Kim notes that while technology is foundational to this work, getting the right stakeholders to the table to help drive compliance and standardization is vital for success.
“As a data person, it’s important to have strong content, strong engines to help you analyze, risk adjust and drill into the data so you can dispel any anecdotes or confirm anecdotes. To me, it’s an iterative process, starting with the overall high-level metrics and getting feedback from all the stakeholders, nursing, physicians, clinical departments and support staff, to help us identify opportunities to drill into them. You don’t just want analysts in a back room crunching numbers, but having data being presented and having them better engaged in talking about data and why that drives change, in terms of what you measure is what you can change. I think all that became very tangible for us when we created these groups so that they review the information and better understand how to interpret and how to drill down into those opportunities,” he says.
While these efforts have driven significant results so far, the performance improvement work continues, Kim says. “We’re still working on improving and hard wiring changes and processes. Sometimes it takes another system push to reinvigorate efforts. We’re doing the same thing now with identifying new benchmarks and really trying to transform some of the processes that we have today.”
He adds, “It’s always a back and forth in terms of identifying new benchmarks, knowing that, nationally, everybody improves on length of stay and readmissions. Even though we may improve, we know it’s a moving target. Many penalties are based on a curve; if you’re in the bottom quartile, you have to work twice as hard to get out of that area since everybody is trying to improve in the same initiative.”

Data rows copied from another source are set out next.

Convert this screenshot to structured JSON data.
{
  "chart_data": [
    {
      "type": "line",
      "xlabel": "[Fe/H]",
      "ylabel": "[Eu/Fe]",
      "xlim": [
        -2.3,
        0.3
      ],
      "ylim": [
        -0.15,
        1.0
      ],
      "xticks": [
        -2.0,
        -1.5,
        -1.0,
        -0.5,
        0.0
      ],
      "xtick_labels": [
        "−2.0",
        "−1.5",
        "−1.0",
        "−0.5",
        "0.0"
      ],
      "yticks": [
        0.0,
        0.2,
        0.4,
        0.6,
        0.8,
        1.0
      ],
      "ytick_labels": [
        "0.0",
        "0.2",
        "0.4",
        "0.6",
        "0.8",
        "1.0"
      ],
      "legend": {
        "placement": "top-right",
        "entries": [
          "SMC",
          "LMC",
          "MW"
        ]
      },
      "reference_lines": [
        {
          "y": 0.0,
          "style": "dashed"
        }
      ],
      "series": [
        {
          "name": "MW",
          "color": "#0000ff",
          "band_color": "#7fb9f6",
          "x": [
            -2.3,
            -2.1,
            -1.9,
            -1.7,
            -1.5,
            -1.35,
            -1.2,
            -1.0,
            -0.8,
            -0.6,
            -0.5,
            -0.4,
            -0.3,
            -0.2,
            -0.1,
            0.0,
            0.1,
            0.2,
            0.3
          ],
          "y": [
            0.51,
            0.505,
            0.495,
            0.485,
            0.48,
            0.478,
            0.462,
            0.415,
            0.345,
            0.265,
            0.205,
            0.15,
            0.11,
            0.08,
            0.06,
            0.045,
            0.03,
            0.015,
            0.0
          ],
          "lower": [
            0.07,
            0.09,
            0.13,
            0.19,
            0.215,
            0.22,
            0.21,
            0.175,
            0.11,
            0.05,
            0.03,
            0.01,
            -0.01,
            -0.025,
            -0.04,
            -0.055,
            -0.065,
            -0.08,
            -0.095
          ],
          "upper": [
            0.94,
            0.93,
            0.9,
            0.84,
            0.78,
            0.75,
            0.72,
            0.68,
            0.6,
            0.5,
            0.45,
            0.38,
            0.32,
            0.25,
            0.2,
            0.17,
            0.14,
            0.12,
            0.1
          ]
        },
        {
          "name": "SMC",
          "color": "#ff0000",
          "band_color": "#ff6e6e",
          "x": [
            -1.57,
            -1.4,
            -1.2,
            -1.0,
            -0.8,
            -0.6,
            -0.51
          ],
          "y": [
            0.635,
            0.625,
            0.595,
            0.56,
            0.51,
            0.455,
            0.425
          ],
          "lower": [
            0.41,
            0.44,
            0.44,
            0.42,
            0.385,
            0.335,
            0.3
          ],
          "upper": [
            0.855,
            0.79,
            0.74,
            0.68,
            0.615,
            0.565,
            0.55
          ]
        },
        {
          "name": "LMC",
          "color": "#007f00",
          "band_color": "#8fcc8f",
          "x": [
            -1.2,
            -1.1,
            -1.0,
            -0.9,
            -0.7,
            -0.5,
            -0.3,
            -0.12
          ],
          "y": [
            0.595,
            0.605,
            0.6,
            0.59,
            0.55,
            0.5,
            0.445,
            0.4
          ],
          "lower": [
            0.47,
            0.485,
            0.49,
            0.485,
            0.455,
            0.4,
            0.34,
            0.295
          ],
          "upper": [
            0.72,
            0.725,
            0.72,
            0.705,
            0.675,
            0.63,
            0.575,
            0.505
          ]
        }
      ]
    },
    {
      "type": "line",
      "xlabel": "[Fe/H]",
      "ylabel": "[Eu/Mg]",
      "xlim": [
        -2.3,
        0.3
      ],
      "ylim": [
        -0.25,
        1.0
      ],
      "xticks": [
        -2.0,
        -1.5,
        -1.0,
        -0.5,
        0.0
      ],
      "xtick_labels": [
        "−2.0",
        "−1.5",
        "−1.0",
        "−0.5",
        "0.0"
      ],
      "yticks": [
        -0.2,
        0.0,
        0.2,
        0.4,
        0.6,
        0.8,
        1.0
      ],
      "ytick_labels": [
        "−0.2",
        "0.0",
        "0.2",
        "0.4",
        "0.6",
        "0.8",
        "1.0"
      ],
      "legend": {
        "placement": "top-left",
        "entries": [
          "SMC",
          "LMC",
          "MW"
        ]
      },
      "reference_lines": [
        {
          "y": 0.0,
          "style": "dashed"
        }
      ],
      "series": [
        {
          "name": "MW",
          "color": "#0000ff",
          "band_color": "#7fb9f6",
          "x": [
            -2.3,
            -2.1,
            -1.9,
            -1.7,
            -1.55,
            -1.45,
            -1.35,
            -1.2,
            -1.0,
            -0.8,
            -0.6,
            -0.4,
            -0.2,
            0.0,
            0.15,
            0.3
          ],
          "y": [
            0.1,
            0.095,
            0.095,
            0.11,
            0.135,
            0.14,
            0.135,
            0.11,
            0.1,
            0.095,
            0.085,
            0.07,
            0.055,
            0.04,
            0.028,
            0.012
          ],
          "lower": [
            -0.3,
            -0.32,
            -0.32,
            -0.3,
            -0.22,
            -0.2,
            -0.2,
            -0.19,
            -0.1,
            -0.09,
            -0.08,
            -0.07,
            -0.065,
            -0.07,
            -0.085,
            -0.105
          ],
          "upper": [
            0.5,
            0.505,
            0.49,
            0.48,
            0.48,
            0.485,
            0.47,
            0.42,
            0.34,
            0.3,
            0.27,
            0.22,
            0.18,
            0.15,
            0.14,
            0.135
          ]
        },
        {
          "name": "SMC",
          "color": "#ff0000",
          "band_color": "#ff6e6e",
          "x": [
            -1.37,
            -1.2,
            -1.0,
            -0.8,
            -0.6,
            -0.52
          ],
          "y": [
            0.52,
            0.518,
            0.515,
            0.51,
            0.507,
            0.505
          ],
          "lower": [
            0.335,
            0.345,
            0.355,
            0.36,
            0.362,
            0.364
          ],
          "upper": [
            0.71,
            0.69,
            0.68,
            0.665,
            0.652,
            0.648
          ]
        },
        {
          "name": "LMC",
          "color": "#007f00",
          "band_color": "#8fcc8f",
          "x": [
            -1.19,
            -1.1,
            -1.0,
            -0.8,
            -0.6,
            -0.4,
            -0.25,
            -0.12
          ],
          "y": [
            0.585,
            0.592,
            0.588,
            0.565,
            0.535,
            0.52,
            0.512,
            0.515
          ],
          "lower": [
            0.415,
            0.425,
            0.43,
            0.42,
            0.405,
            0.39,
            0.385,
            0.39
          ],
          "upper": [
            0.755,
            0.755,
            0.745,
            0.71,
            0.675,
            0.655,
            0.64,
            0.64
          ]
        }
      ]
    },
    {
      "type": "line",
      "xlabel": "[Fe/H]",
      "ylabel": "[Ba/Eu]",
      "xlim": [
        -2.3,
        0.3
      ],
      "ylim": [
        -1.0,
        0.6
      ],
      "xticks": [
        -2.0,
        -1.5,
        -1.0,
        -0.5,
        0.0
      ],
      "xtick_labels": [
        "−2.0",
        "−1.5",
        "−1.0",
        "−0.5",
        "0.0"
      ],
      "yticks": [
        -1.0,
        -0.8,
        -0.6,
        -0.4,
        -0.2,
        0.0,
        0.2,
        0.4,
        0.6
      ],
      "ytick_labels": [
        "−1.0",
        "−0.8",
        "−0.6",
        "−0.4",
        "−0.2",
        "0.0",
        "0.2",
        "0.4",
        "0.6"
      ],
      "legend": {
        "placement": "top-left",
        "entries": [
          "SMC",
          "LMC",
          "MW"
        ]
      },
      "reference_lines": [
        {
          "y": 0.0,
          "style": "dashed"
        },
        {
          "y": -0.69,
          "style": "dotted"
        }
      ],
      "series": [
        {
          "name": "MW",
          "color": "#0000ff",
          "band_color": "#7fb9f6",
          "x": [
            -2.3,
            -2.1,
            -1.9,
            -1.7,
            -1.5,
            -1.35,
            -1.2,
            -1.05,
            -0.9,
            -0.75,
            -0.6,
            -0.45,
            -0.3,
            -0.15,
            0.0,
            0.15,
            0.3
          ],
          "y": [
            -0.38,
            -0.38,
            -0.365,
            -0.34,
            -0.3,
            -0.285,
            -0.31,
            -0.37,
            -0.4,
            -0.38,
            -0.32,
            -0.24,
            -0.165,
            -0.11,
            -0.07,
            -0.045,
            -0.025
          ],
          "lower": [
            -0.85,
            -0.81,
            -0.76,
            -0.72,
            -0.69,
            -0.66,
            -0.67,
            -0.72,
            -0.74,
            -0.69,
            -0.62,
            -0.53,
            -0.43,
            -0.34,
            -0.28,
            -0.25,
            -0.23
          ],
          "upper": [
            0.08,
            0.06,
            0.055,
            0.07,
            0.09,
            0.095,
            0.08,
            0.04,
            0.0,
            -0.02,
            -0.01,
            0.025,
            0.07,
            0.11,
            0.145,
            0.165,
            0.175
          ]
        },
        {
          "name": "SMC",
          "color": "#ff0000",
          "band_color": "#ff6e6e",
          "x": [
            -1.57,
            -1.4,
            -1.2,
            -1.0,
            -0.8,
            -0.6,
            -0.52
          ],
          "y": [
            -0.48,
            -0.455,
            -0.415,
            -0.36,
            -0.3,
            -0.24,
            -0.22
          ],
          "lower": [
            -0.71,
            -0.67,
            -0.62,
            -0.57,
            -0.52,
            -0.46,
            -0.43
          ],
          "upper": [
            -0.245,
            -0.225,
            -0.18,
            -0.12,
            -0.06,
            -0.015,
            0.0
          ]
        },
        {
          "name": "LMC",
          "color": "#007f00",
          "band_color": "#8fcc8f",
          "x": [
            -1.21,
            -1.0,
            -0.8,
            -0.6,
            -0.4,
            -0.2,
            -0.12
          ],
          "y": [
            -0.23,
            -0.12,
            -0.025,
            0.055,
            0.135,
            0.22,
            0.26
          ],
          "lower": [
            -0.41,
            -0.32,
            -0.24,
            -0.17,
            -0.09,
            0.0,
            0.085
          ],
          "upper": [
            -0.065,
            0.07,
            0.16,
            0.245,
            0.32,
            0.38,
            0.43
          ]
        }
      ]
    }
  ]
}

Moving forward, Franciscan Health leaders are focused on using to data to shift from retrospective analysis to real-time care practice, he says. “A buzzword I hear now, and we certainly use it too, is predictive analytics, being able to better manage populations and using data to give us indicators as to, is this patient highly likely to be readmitted?”
“To me, that takes a lot of integration in the future,” he adds, “and that’s an area that we are constantly striving for, that integration of data, both for retrospective as well as predictive analytics. Retrospectively, we’re still connecting the dots on the cost of a complication, the cost of worsening performance, and linking also to patient satisfaction. That’s a key component that a lot of people are realizing—that highly satisfied patients typically are the ones that are hitting those benchmarks as well. Being able to link all of those areas and understand the correlations of each is a continued exploration for us,” he says.